Initially, some blamed the collapse on an Indian curse. Point Pleasant was built on the sight of Fort Randolph, a colonial outpost. In 1777, colonial militiamen executed Chief Cornstalk, a Shawnee chief who had come on a diplomatic mission. According to legend, with his dying breath Cornstalk placed the land under a curse that was to last 200 years. New legends came to replace the old and many connected the collapse with Mothman. Some suggested that Mothman had come as a portent of disaster. Many of those who settled Appalachia were of Scotch-Irish stock and Mothman has been compared to the banshee of Scotch-Irish folklore.
Mothman became nationally famous through the work of John Alva Keel. A writer by trade, Keel traveled the world investigating reports of UFOs, magic, and the unexplained. His life’s work was to discover a single cause underlying all religious and paranormal phenomena from Marian apparitions to UFOs to Mothman. Keel visited Point Pleasant repeatedly during the sightings and made many friends there. In 2002, his book The Mothman Prophecies (1975) inspired a film starring Richard Gere.
In the wake of the film, Point Pleasant’s Jeff Wamsley began organizing an annual Mothman Festival. The festival has grown every year and brought much needed tourism dollars to Point Pleasant. In fact, A life-size and rather awe-inspiring metal statue of Mothman now dominates the center of town. Like many local festivals, there are hot dogs, funnel cakes, and live music. The festival also features a forum where visitors can attend lectures by a variety of cryptozoologists, folklorists, and paranormal investigators. The Mothman Museum is open year round and features information about the sightings, John Keel, and the bridge disaster. The festival attracts a curious mix of local families and paranormal seekers.
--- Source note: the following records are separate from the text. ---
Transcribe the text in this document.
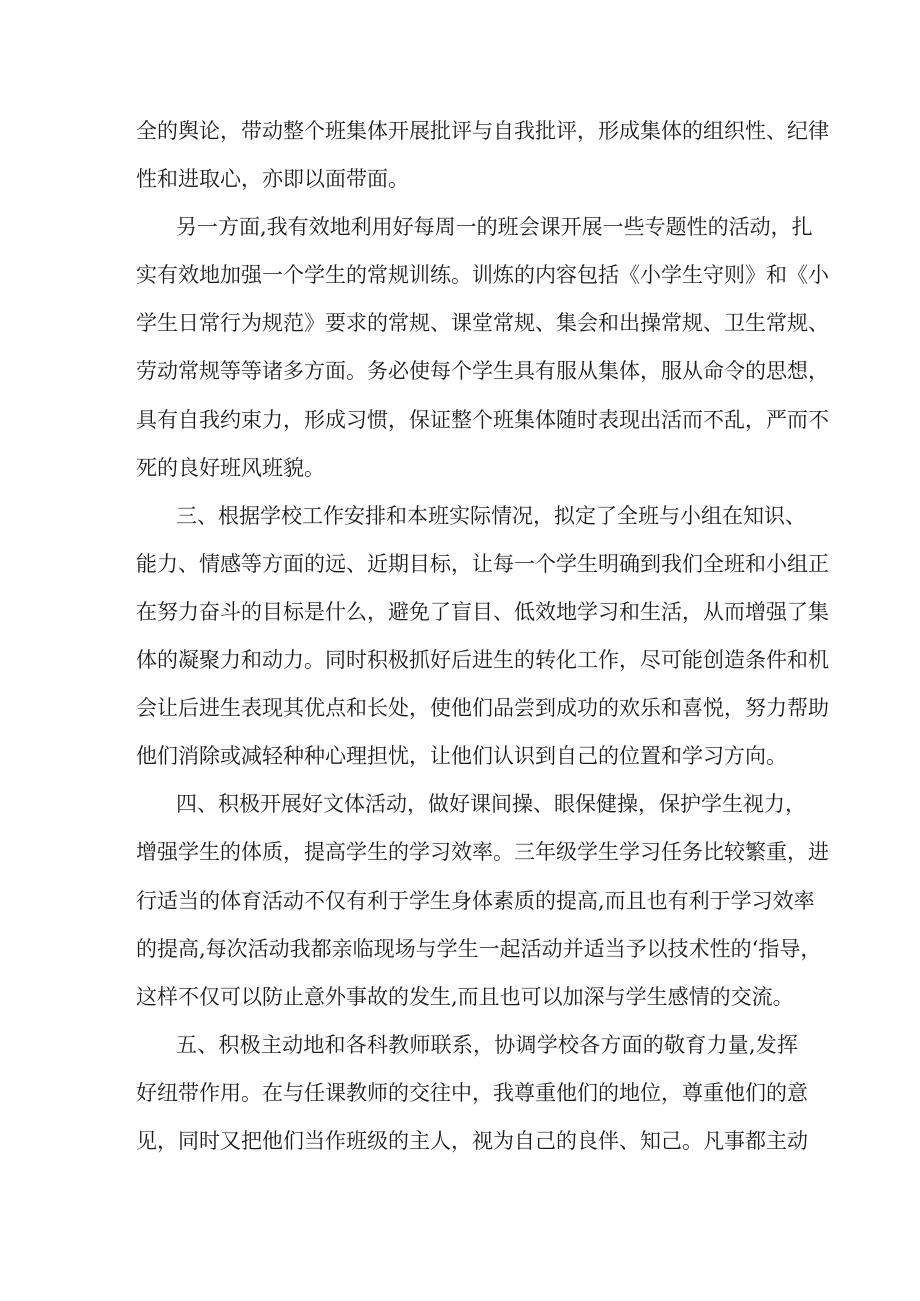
全的舆论，带动整个班集体开展批评与自我批评，形成集体的组织性、纪律
性和进取心，亦即以面带面。
另一方面,我有效地利用好每周一的班会课开展一些专题性的活动，扎
实有效地加强一个学生的常规训练。训炼的内容包括《小学生守则》和《小
学生日常行为规范》要求的常规、课堂常规、集会和出操常规、卫生常规、
劳动常规等等诸多方面。务必使每个学生具有服从集体，服从命令的思想，
具有自我约束力，形成习惯，保证整个班集体随时表现出活而不乱，严而不
死的良好班风班貌。
三、根据学校工作安排和本班实际情况，拟定了全班与小组在知识、
能力、情感等方面的远、近期目标，让每一个学生明确到我们全班和小组正
在努力奋斗的目标是什么，避免了盲目、低效地学习和生活，从而增强了集
体的凝聚力和动力。同时积极抓好后进生的转化工作，尽可能创造条件和机
会让后进生表现其优点和长处，使他们品尝到成功的欢乐和喜悦，努力帮助
他们消除或减轻种种心理担忧，让他们认识到自己的位置和学习方向。
四、积极开展好文体活动，做好课间操、眼保健操，保护学生视力，
增强学生的体质，提高学生的学习效率。三年级学生学习任务比较繁重，进
行适当的体育活动不仅有利于学生身体素质的提高,而且也有利于学习效率
的提高,每次活动我都亲临现场与学生一起活动并适当予以技术性的‘指导，
这样不仅可以防止意外事故的发生,而且也可以加深与学生感情的交流。
五、积极主动地和各科教师联系，协调学校各方面的敬育力量,发挥
好纽带作用。在与任课教师的交往中，我尊重他们的地位，尊重他们的意
见，同时又把他们当作班级的主人，视为自己的良伴、知己。凡事都主动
The Mothman legend has also drawn the attention of religion scholars. In addition to my own work in this area, Jeffrey Kripal discusses the Mothman legend and the work of John Keel in his book Mutants and Mystics. Darryl Caterine also visited Point Pleasant while researching his book Haunted Ground on paranormal pilgrimage sites. The legend offers much for religion scholars to explore. Keel believed that our world is haunted by trickster entities who appear as whatever we humans expect to see––angels and fairies to some, a Mothman to others, and extra-terrestrial visitors to still others. The Mothman legend has a similarly Protean quality. It can be studied as folklore, a case study in social psychology, or a scientific mystery. As a cultural text, the legend has many facets that reflect the everyday life and history of the community. The Cornstalk curse reflects the removal of Native Americans in the eighteenth century. The men in black reflect Cold War paranoia as well as suspicion of the federal government. The abandoned industrial areas where the creature was believed to reside points to ambivalence over the coal and power industries, which bring needed jobs as well as devastating pollution to the area. And of course there is the memory of the Silver Bridge, which claimed dozens of lives shortly before Christmas. As the legend continues to evolve, I still ponder the full implications of Mothman.